Latest from Hersh
There are three fundamental points, that (a) the CIA assessment is that there is no weapons program, (b) the Cheney Administration doesn't care what the CIA says, and (c) the Cheney Administration doesn't care what Congress or the American people think.
(a)
The Administration’s planning for a military attack on Iran was made far more complicated earlier this fall by a highly classified draft assessment by the C.I.A. challenging the White House’s assumptions about how close Iran might be to building a nuclear bomb. The C.I.A. found no conclusive evidence, as yet, of a secret Iranian nuclear-weapons program running parallel to the civilian operations that Iran has declared to the International Atomic Energy Agency...

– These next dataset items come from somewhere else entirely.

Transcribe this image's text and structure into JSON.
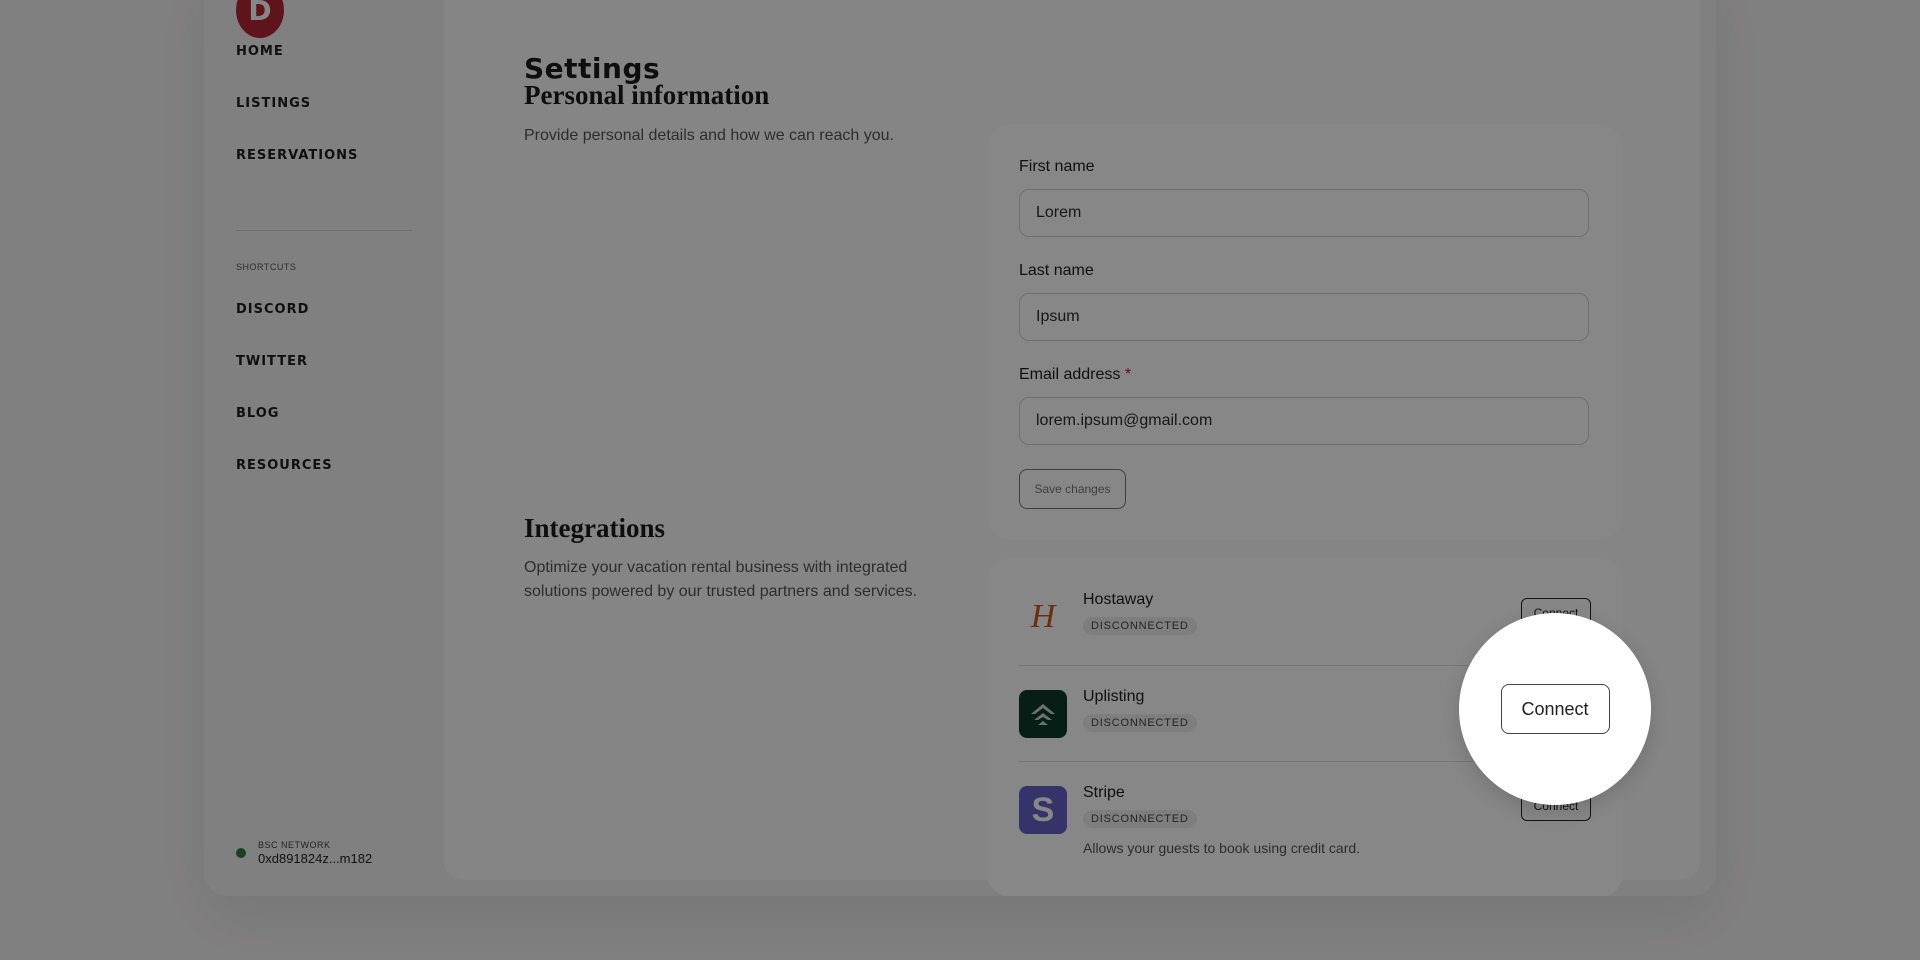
{
  "brand": {
    "logo_letter": "D",
    "logo_color": "#b32533"
  },
  "sidebar": {
    "nav": [
      {
        "label": "HOME"
      },
      {
        "label": "LISTINGS"
      },
      {
        "label": "RESERVATIONS"
      }
    ],
    "shortcuts_label": "SHORTCUTS",
    "shortcuts": [
      {
        "label": "DISCORD"
      },
      {
        "label": "TWITTER"
      },
      {
        "label": "BLOG"
      },
      {
        "label": "RESOURCES"
      }
    ],
    "wallet": {
      "network": "BSC NETWORK",
      "address": "0xd891824z...m182",
      "status_color": "#2f7d43"
    }
  },
  "main": {
    "title": "Settings",
    "personal": {
      "title": "Personal information",
      "description": "Provide personal details and how we can reach you.",
      "fields": {
        "first_name": {
          "label": "First name",
          "value": "Lorem"
        },
        "last_name": {
          "label": "Last name",
          "value": "Ipsum"
        },
        "email": {
          "label": "Email address",
          "required_mark": "*",
          "value": "lorem.ipsum@gmail.com"
        }
      },
      "save_label": "Save changes"
    },
    "integrations": {
      "title": "Integrations",
      "description": "Optimize your vacation rental business with integrated solutions powered by our trusted partners and services.",
      "items": [
        {
          "name": "Hostaway",
          "status": "DISCONNECTED",
          "icon": "hostaway-logo-icon",
          "glyph": "H",
          "action": "Connect"
        },
        {
          "name": "Uplisting",
          "status": "DISCONNECTED",
          "icon": "uplisting-logo-icon",
          "action": "Connect"
        },
        {
          "name": "Stripe",
          "status": "DISCONNECTED",
          "icon": "stripe-logo-icon",
          "glyph": "S",
          "description": "Allows your guests to book using credit card.",
          "action": "Connect"
        }
      ]
    }
  },
  "spotlight": {
    "button_label": "Connect"
  }
}
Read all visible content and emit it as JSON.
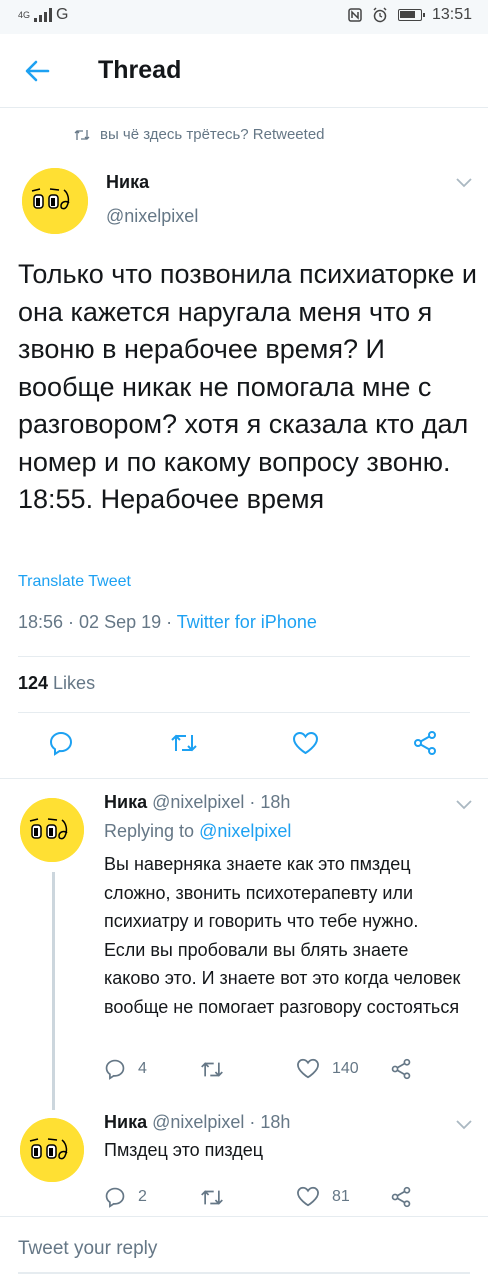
{
  "status_bar": {
    "network": "4G",
    "carrier_icon": "G",
    "time": "13:51"
  },
  "app_bar": {
    "title": "Thread",
    "back_icon": "arrow-left-icon"
  },
  "retweet_line": {
    "text": "вы чё здесь трётесь? Retweeted"
  },
  "main_tweet": {
    "name": "Ника",
    "handle": "@nixelpixel",
    "text": "Только что позвонила психиаторке и она кажется наругала меня что я звоню в нерабочее время? И вообще никак не помогала мне с разговором? хотя я сказала кто дал номер и по какому вопросу звоню. 18:55. Нерабочее время",
    "translate": "Translate Tweet",
    "timestamp": "18:56 · 02 Sep 19 · ",
    "source": "Twitter for iPhone",
    "likes_count": "124",
    "likes_label": " Likes"
  },
  "replies": [
    {
      "name": "Ника",
      "handle_time": " @nixelpixel · 18h",
      "replying_prefix": "Replying to ",
      "replying_to": "@nixelpixel",
      "text": "Вы наверняка знаете как это пмздец сложно, звонить психотерапевту или психиатру и говорить что тебе нужно. Если вы пробовали вы блять знаете каково это. И знаете вот это когда человек вообще не помогает разговору состояться",
      "replies_count": "4",
      "likes_count": "140"
    },
    {
      "name": "Ника",
      "handle_time": " @nixelpixel · 18h",
      "text": "Пмздец это пиздец",
      "replies_count": "2",
      "likes_count": "81"
    }
  ],
  "compose": {
    "placeholder": "Tweet your reply"
  },
  "colors": {
    "accent": "#1da1f2",
    "secondary_text": "#657786",
    "avatar_bg": "#ffe033"
  }
}
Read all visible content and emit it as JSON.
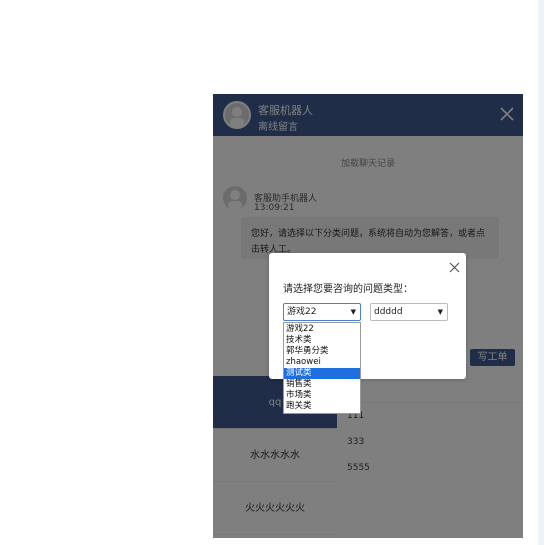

...The C.I.A.’s view is that, without more intelligence, a large-scale bombing attack would not stop Iran’s nuclear program.
(b)
A current senior intelligence official confirmed the existence of the C.I.A. analysis, and told me that the White House had been hostile to it. The White House’s dismissal of the C.I.A. findings on Iran is widely known in the intelligence community.
(c)
Cheney’s story, according to the source, was his way of saying that, whatever a Democratic Congress might do next year to limit the President’s authority, the Administration would find a way to work around it.
Oh, and Cheney's story? It's that (d) Cheney is proud of being a cheat:
Cheney began reminiscing about his job as a lineman, in the early nineteen-sixties, for a power company in Wyoming. Copper wire was expensive, and the linemen were instructed to return all unused pieces three feet or longer. No one wanted to deal with the paperwork that resulted, Cheney said, so he and his colleagues found a solution: putting “shorteners” on the wire—that is, cutting it into short pieces and tossing the leftovers at the end of the workday.
OK, I couldn't resist one more. It's that (e) someone at the White House seems to be reading Billmon! From Hersh this week:
But many in the White House and the Pentagon insist that getting tough with Iran is the only way to salvage Iraq. “It’s a classic case of ‘failure forward,’” a Pentagon consultant said. “They believe that by tipping over Iran they would recover their losses in Iraq—like doubling your bet..."
From Billmon in April:
What we are witnessing (through rips in the curtain of official secrecy) may be an example of what the Germans call the flucht nach vorne – the "flight forward." This refers to a situation in which an individual or institution seeks a way out of a crisis by becoming ever more daring and aggressive (or, as the White House propaganda department might put it: "bold") A familar analogy is the gambler in Vegas, who tries to get out of a hole by doubling down on each successive bet.